Johannesburg, 31 August 2017 – The 1.5% annual decrease in the Producer Price Index (PPI) for intermediate manufactured goods in July 2017 does not augur well for producers in an economy stuck in low growth and generally rising input costs, Steel and Engineering Industries Federation of Southern Africa (SEIFSA) Economist Marique Kruger said today.
This reflects a fifth consecutive year-on-year decrease, which is indicative of prolonged subdued domestic demand. From June 2017 to July 2017, the PPI for intermediate manufactured goods decreased by 0.9%.
Ms Kruger said the 1.5% decrease in the PPI for intermediate manufactured goods left no leeway for manufacturers to pass cost increases onto the market.
“On an annual basis, SEIFSA’s composite input cost index, which tracks the average costs structure for the metals and engineering (M&E) sector, recorded a -1% decrease in July 2017, largely due to a stronger rand which has helped mitigate costs. Although the index depicts a decreasing input costs scenario, the rate of decrease was better than the annual figure previously recorded (-4.1) in June 2017, despite the weak economy and additional costs incurred from the conclusion of a new wage deal by the metals and engineering sector,” she said.
“Even though currently the differential between the selling price and input cost remains positive, the gap is decreasing as the volatile rand and structural rigidities prevent local companies from benefiting from low international commodity prices,” she added.
Despite South Africa’s junk credit status, the rand has been stronger against most currencies over the past two months compared with a year ago, she said. Ms Kruger said the exchange rate effect on prices appears to be diminishing and that this would be beneficial for inflation, input costs and margins of companies in the sector.

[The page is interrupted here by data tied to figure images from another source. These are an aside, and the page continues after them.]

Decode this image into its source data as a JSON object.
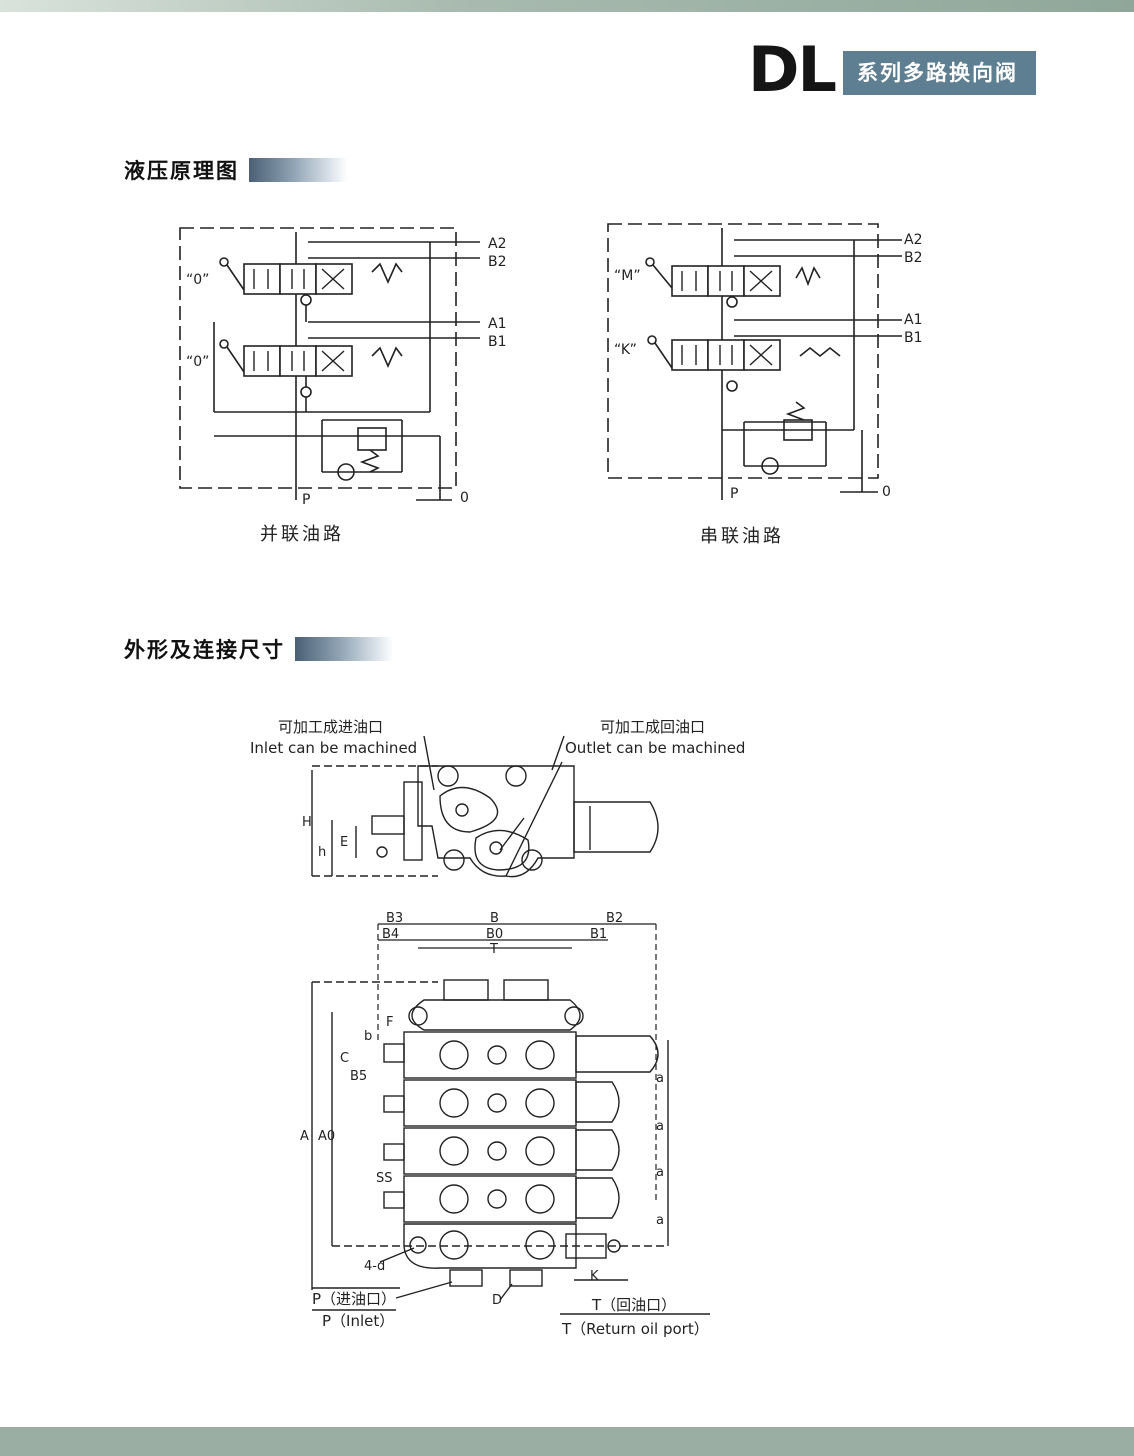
{
  "header": {
    "brand": "DL",
    "series": "系列多路换向阀"
  },
  "sections": {
    "hydraulic": "液压原理图",
    "dimensions": "外形及连接尺寸"
  },
  "schematic_parallel": {
    "caption": "并联油路",
    "ports": [
      "A2",
      "B2",
      "A1",
      "B1"
    ],
    "pos_top": "“0”",
    "pos_bottom": "“0”",
    "p": "P",
    "o": "0"
  },
  "schematic_series": {
    "caption": "串联油路",
    "ports": [
      "A2",
      "B2",
      "A1",
      "B1"
    ],
    "pos_top": "“M”",
    "pos_bottom": "“K”",
    "p": "P",
    "o": "0"
  },
  "drawing": {
    "inlet_cn": "可加工成进油口",
    "inlet_en": "Inlet can be machined",
    "outlet_cn": "可加工成回油口",
    "outlet_en": "Outlet can be machined",
    "dims_top": [
      "B3",
      "B",
      "B2",
      "B4",
      "B0",
      "B1",
      "T"
    ],
    "H": "H",
    "h": "h",
    "E": "E",
    "A": "A",
    "A0": "A0",
    "F": "F",
    "b": "b",
    "C": "C",
    "B5": "B5",
    "SS": "SS",
    "a": "a",
    "d4": "4-d",
    "K": "K",
    "D": "D",
    "p_cn": "P（进油口）",
    "p_en": "P（Inlet）",
    "t_cn": "T（回油口）",
    "t_en": "T（Return oil port）"
  }
}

Ms Kruger said she expected a positive trade balance for July 2017 on the back of a good month in June 2017.
“A positive trade balance augurs well for exports and generally provides clues on the health of the manufacturing sector. This, together with the anticipated increase in domestic demand from the current expansionary monetary policy stance, provides hope for a reversal in the fortunes of the M&E sector in particular.
“We are hopeful that the next release of the PPI for intermediate manufactured goods will be more encouraging, since the lag effects of increased domestic demand starts filtering through. We will continually monitor the trend,” Ms Kruger concluded.